Find and remove in unix

Question

Below is my input file:

sample.txt:

3"
6-position
7' 4" to 10' 3-1/2"
4.8"
Adjustable from 99" to 111" - max 148

and in the output I only need 3, i.e.

output.txt:

3
4.8

So basically I need to print the numeric value for the " symbol, other non-numeric text needs to be removed entirely.

I tried to implement this with sed, but I was not able to get the desired result.

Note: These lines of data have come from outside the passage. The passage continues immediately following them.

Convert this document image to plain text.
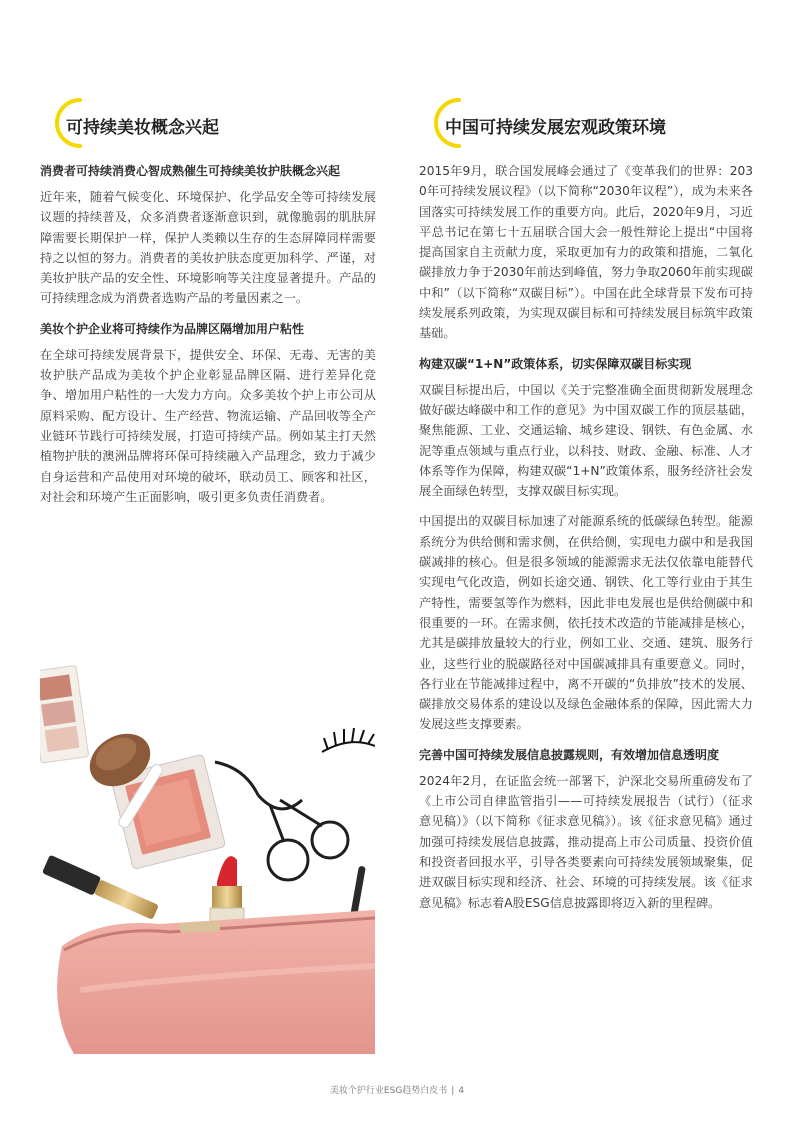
可持续美妆概念兴起

消费者可持续消费心智成熟催生可持续美妆护肤概念兴起

近年来，随着气候变化、环境保护、化学品安全等可持续发展议题的持续普及，众多消费者逐渐意识到，就像脆弱的肌肤屏障需要长期保护一样，保护人类赖以生存的生态屏障同样需要持之以恒的努力。消费者的美妆护肤态度更加科学、严谨，对美妆护肤产品的安全性、环境影响等关注度显著提升。产品的可持续理念成为消费者选购产品的考量因素之一。

美妆个护企业将可持续作为品牌区隔增加用户粘性

在全球可持续发展背景下，提供安全、环保、无毒、无害的美妆护肤产品成为美妆个护企业彰显品牌区隔、进行差异化竞争、增加用户粘性的一大发力方向。众多美妆个护上市公司从原料采购、配方设计、生产经营、物流运输、产品回收等全产业链环节践行可持续发展，打造可持续产品。例如某主打天然植物护肤的澳洲品牌将环保可持续融入产品理念，致力于减少自身运营和产品使用对环境的破坏，联动员工、顾客和社区，对社会和环境产生正面影响，吸引更多负责任消费者。

中国可持续发展宏观政策环境

2015年9月，联合国发展峰会通过了《变革我们的世界：2030年可持续发展议程》（以下简称“2030年议程”），成为未来各国落实可持续发展工作的重要方向。此后，2020年9月，习近平总书记在第七十五届联合国大会一般性辩论上提出“中国将提高国家自主贡献力度，采取更加有力的政策和措施，二氧化碳排放力争于2030年前达到峰值，努力争取2060年前实现碳中和”（以下简称“双碳目标”）。中国在此全球背景下发布可持续发展系列政策，为实现双碳目标和可持续发展目标筑牢政策基础。

构建双碳“1+N”政策体系，切实保障双碳目标实现

双碳目标提出后，中国以《关于完整准确全面贯彻新发展理念做好碳达峰碳中和工作的意见》为中国双碳工作的顶层基础，聚焦能源、工业、交通运输、城乡建设、钢铁、有色金属、水泥等重点领域与重点行业，以科技、财政、金融、标准、人才体系等作为保障，构建双碳“1+N”政策体系，服务经济社会发展全面绿色转型，支撑双碳目标实现。

中国提出的双碳目标加速了对能源系统的低碳绿色转型。能源系统分为供给侧和需求侧，在供给侧，实现电力碳中和是我国碳减排的核心。但是很多领域的能源需求无法仅依靠电能替代实现电气化改造，例如长途交通、钢铁、化工等行业由于其生产特性，需要氢等作为燃料，因此非电发展也是供给侧碳中和很重要的一环。在需求侧，依托技术改造的节能减排是核心，尤其是碳排放量较大的行业，例如工业、交通、建筑、服务行业，这些行业的脱碳路径对中国碳减排具有重要意义。同时，各行业在节能减排过程中，离不开碳的“负排放”技术的发展、碳排放交易体系的建设以及绿色金融体系的保障，因此需大力发展这些支撑要素。

完善中国可持续发展信息披露规则，有效增加信息透明度

2024年2月，在证监会统一部署下，沪深北交易所重磅发布了《上市公司自律监管指引——可持续发展报告（试行）（征求意见稿）》（以下简称《征求意见稿》）。该《征求意见稿》通过加强可持续发展信息披露，推动提高上市公司质量、投资价值和投资者回报水平，引导各类要素向可持续发展领域聚集，促进双碳目标实现和经济、社会、环境的可持续发展。该《征求意见稿》标志着A股ESG信息披露即将迈入新的里程碑。

美妆个护行业ESG趋势白皮书 | 4
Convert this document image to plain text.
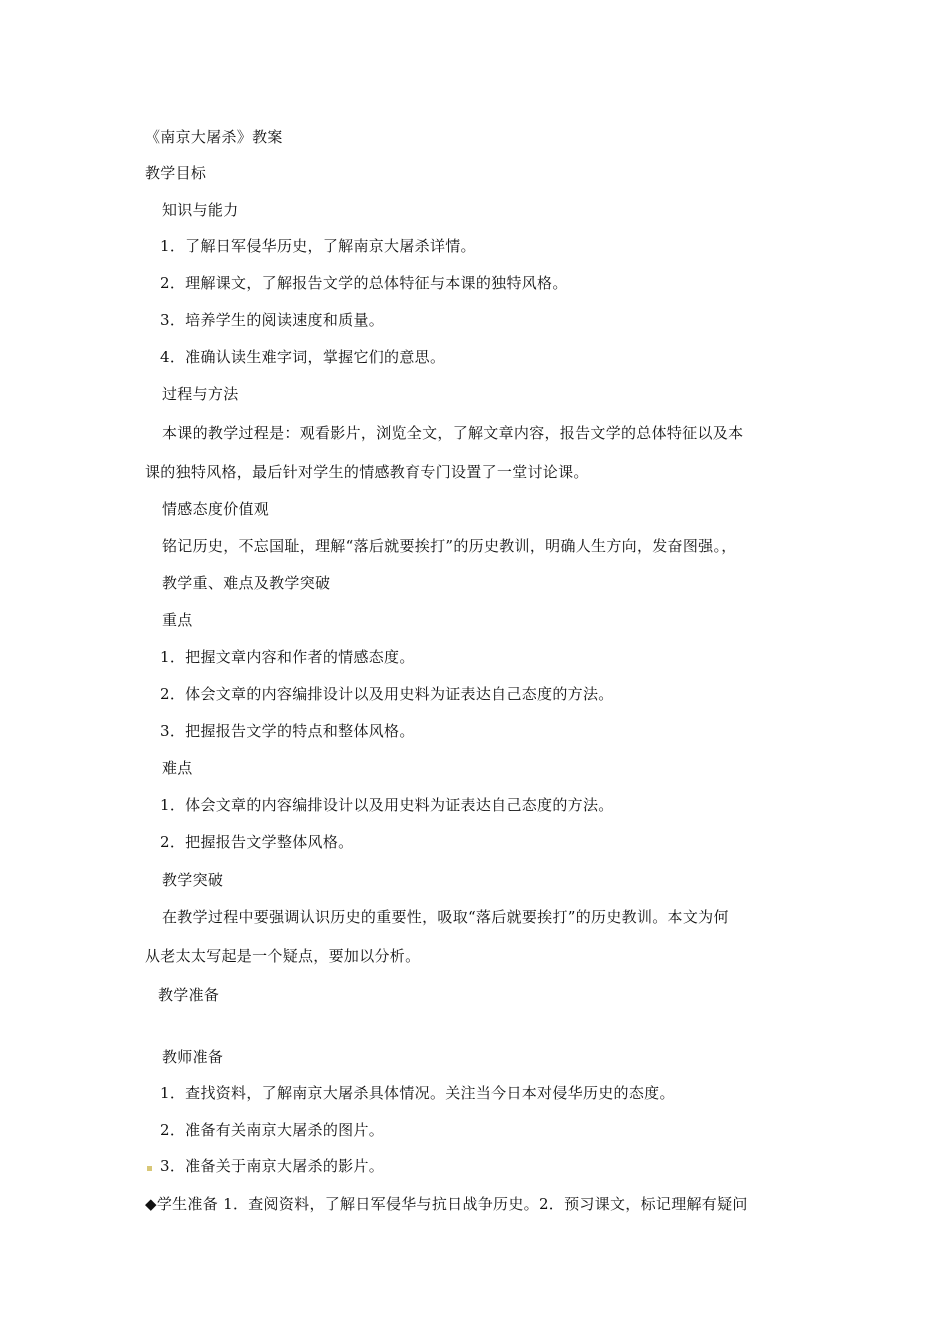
《南京大屠杀》教案
教学目标
知识与能力
1．了解日军侵华历史，了解南京大屠杀详情。
2．理解课文，了解报告文学的总体特征与本课的独特风格。
3．培养学生的阅读速度和质量。
4．准确认读生难字词，掌握它们的意思。
过程与方法
本课的教学过程是：观看影片，浏览全文，了解文章内容，报告文学的总体特征以及本
课的独特风格，最后针对学生的情感教育专门设置了一堂讨论课。
情感态度价值观
铭记历史，不忘国耻，理解“落后就要挨打”的历史教训，明确人生方向，发奋图强。，
教学重、难点及教学突破
重点
1．把握文章内容和作者的情感态度。
2．体会文章的内容编排设计以及用史料为证表达自己态度的方法。
3．把握报告文学的特点和整体风格。
难点
1．体会文章的内容编排设计以及用史料为证表达自己态度的方法。
2．把握报告文学整体风格。
教学突破
在教学过程中要强调认识历史的重要性，吸取“落后就要挨打”的历史教训。本文为何
从老太太写起是一个疑点，要加以分析。
教学准备
教师准备
1．查找资料，了解南京大屠杀具体情况。关注当今日本对侵华历史的态度。
2．准备有关南京大屠杀的图片。
3．准备关于南京大屠杀的影片。
◆学生准备 1．查阅资料，了解日军侵华与抗日战争历史。2．预习课文，标记理解有疑问
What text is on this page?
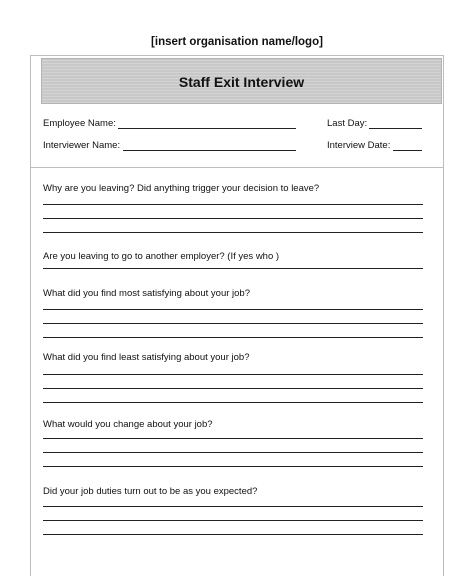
[insert organisation name/logo]
Staff Exit Interview
Employee Name:	Last Day:
Interviewer Name:	Interview Date:
Why are you leaving? Did anything trigger your decision to leave?
Are you leaving to go to another employer? (If yes who )
What did you find most satisfying about your job?
What did you find least satisfying about your job?
What would you change about your job?
Did your job duties turn out to be as you expected?
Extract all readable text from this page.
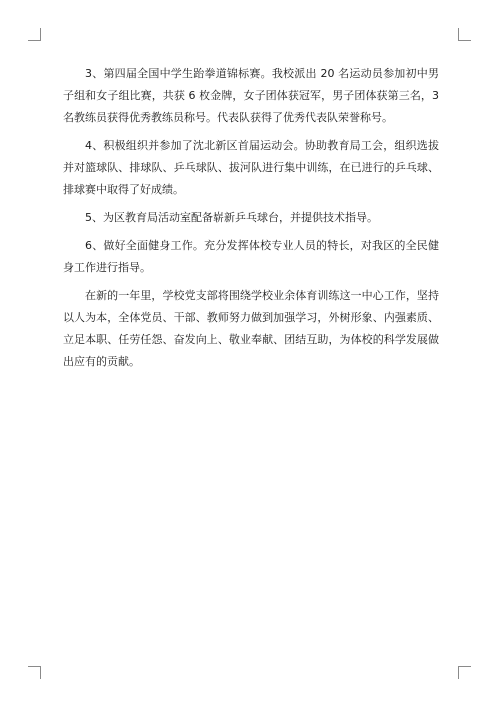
3、第四届全国中学生跆拳道锦标赛。我校派出 20 名运动员参加初中男子组和女子组比赛，共获 6 枚金牌，女子团体获冠军，男子团体获第三名，3 名教练员获得优秀教练员称号。代表队获得了优秀代表队荣誉称号。

4、积极组织并参加了沈北新区首届运动会。协助教育局工会，组织选拔并对篮球队、排球队、乒乓球队、拔河队进行集中训练，在已进行的乒乓球、排球赛中取得了好成绩。

5、为区教育局活动室配备崭新乒乓球台，并提供技术指导。

6、做好全面健身工作。充分发挥体校专业人员的特长，对我区的全民健身工作进行指导。

在新的一年里，学校党支部将围绕学校业余体育训练这一中心工作，坚持以人为本，全体党员、干部、教师努力做到加强学习，外树形象、内强素质、立足本职、任劳任怨、奋发向上、敬业奉献、团结互助，为体校的科学发展做出应有的贡献。
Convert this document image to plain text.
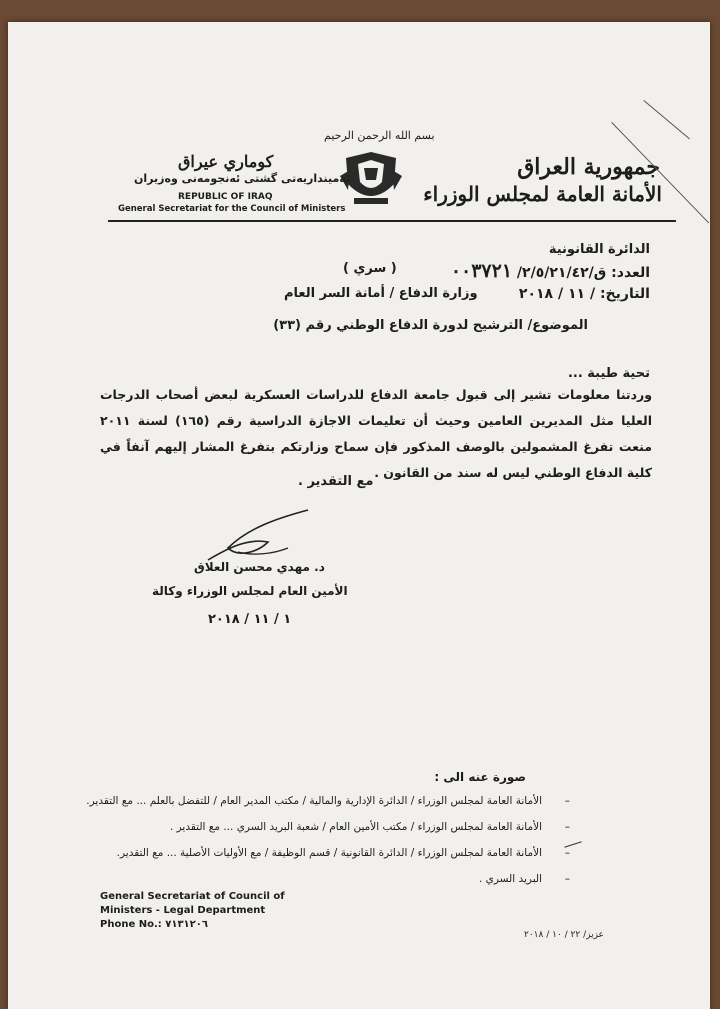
بسم الله الرحمن الرحيم
جمهورية العراق
الأمانة العامة لمجلس الوزراء
كوماري عيراق
ئه‌مينداريه‌تى گشتى ئه‌نجومه‌نى وه‌زيران
REPUBLIC OF IRAQ
General Secretariat for the Council of Ministers
الدائرة القانونية
العدد: ق/٢/٥/٢١/٤٢/ ٠٠٣٧٢١
( سري )
التاريخ: / ١١ / ٢٠١٨
وزارة الدفاع / أمانة السر العام
الموضوع/ الترشيح لدورة الدفاع الوطني رقم (٣٣)
تحية طيبة ...
وردتنا معلومات تشير إلى قبول جامعة الدفاع للدراسات العسكرية لبعض أصحاب الدرجات العليا مثل المديرين العامين وحيث أن تعليمات الاجازة الدراسية رقم (١٦٥) لسنة ٢٠١١ منعت تفرغ المشمولين بالوصف المذكور فإن سماح وزارتكم بتفرغ المشار إليهم آنفاً في كلية الدفاع الوطني ليس له سند من القانون .
مع التقدير .
د. مهدي محسن العلاق
الأمين العام لمجلس الوزراء وكالة
١ / ١١ / ٢٠١٨
صورة عنه الى :
–الأمانة العامة لمجلس الوزراء / الدائرة الإدارية والمالية / مكتب المدير العام / للتفضل بالعلم ... مع التقدير.
–الأمانة العامة لمجلس الوزراء / مكتب الأمين العام / شعبة البريد السري ... مع التقدير .
–الأمانة العامة لمجلس الوزراء / الدائرة القانونية / قسم الوظيفة / مع الأوليات الأصلية ... مع التقدير.
–البريد السري .
General Secretariat of Council of
Ministers - Legal Department
Phone No.: ٧١٣١٢٠٦
عزيز/ ٢٢ / ١٠ / ٢٠١٨
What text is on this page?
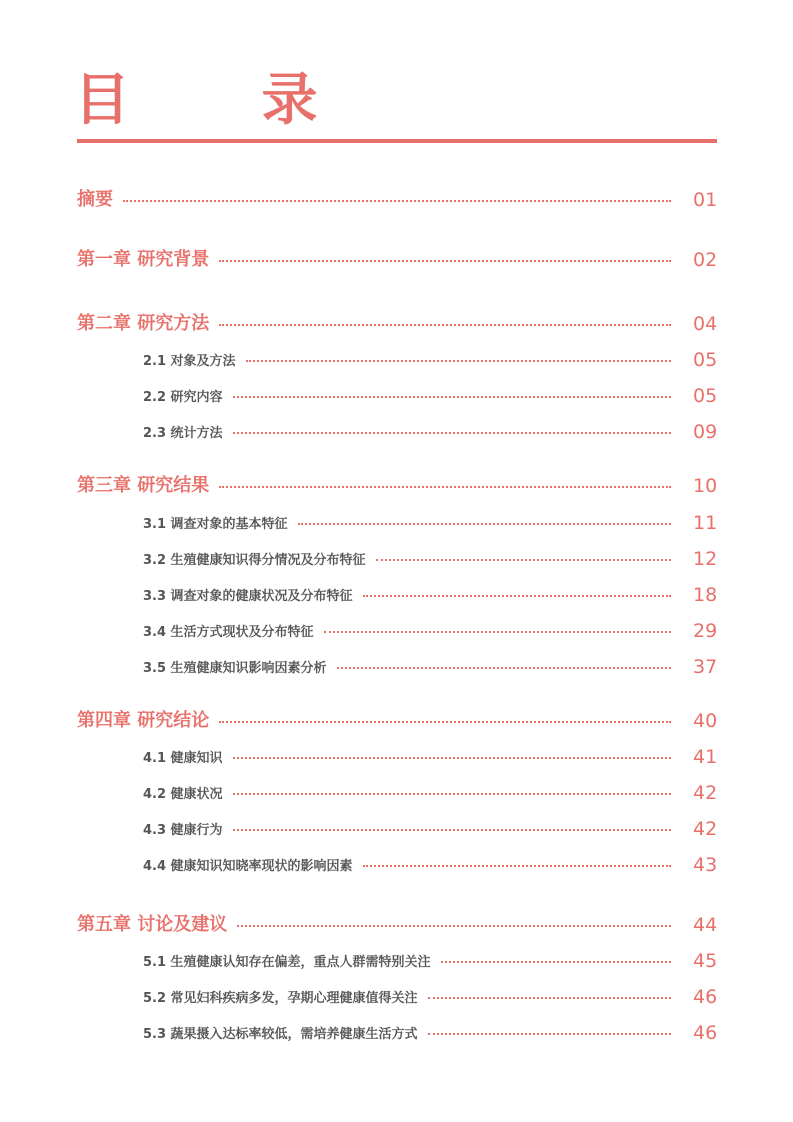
目 录
摘要	01
第一章 研究背景	02
第二章 研究方法	04
2.1 对象及方法	05
2.2 研究内容	05
2.3 统计方法	09
第三章 研究结果	10
3.1 调查对象的基本特征	11
3.2 生殖健康知识得分情况及分布特征	12
3.3 调查对象的健康状况及分布特征	18
3.4 生活方式现状及分布特征	29
3.5 生殖健康知识影响因素分析	37
第四章 研究结论	40
4.1 健康知识	41
4.2 健康状况	42
4.3 健康行为	42
4.4 健康知识知晓率现状的影响因素	43
第五章 讨论及建议	44
5.1 生殖健康认知存在偏差，重点人群需特别关注	45
5.2 常见妇科疾病多发，孕期心理健康值得关注	46
5.3 蔬果摄入达标率较低，需培养健康生活方式	46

Is there any way to achieve this on UNIX?

Answer 1

This might work for you (GNU sed):

sed '/^[0-9.]\+"/!d;s/".*//' file

Answer 2

awk is more suited to perform this type of task:

awk '/^ *[0-9]*(\.[0-9]+)?" *$/{sub(/"/, ""); print}' inFile

OUTPUT:

3
4.8

Answer 3

One way with sed:

sed -n 's/^\([0-9]\+\(\.[0-9]\+\)\?\)"$/\1/p' sample.txt > out.txt

or with GNU sed

sed -rn 's/^([0-9]+(\.[0-9]+)?)"$/\1/p' sample.txt > out.txt

or with GNU grep

grep -oP '^[0-9]+(\.[0-9]+)?(?="$)' > out.txt

Be sure to use the correct inch mark (” or "). Or you can match both with a character class [”"].

Edit: updated to work for floating point numbers.

Answer 4

I think you are asking for grep -o [0-9][0-9]*\" sample.txt Which will match one or more numbers followed my a '"', and print each occurrence separately and without surrounding text.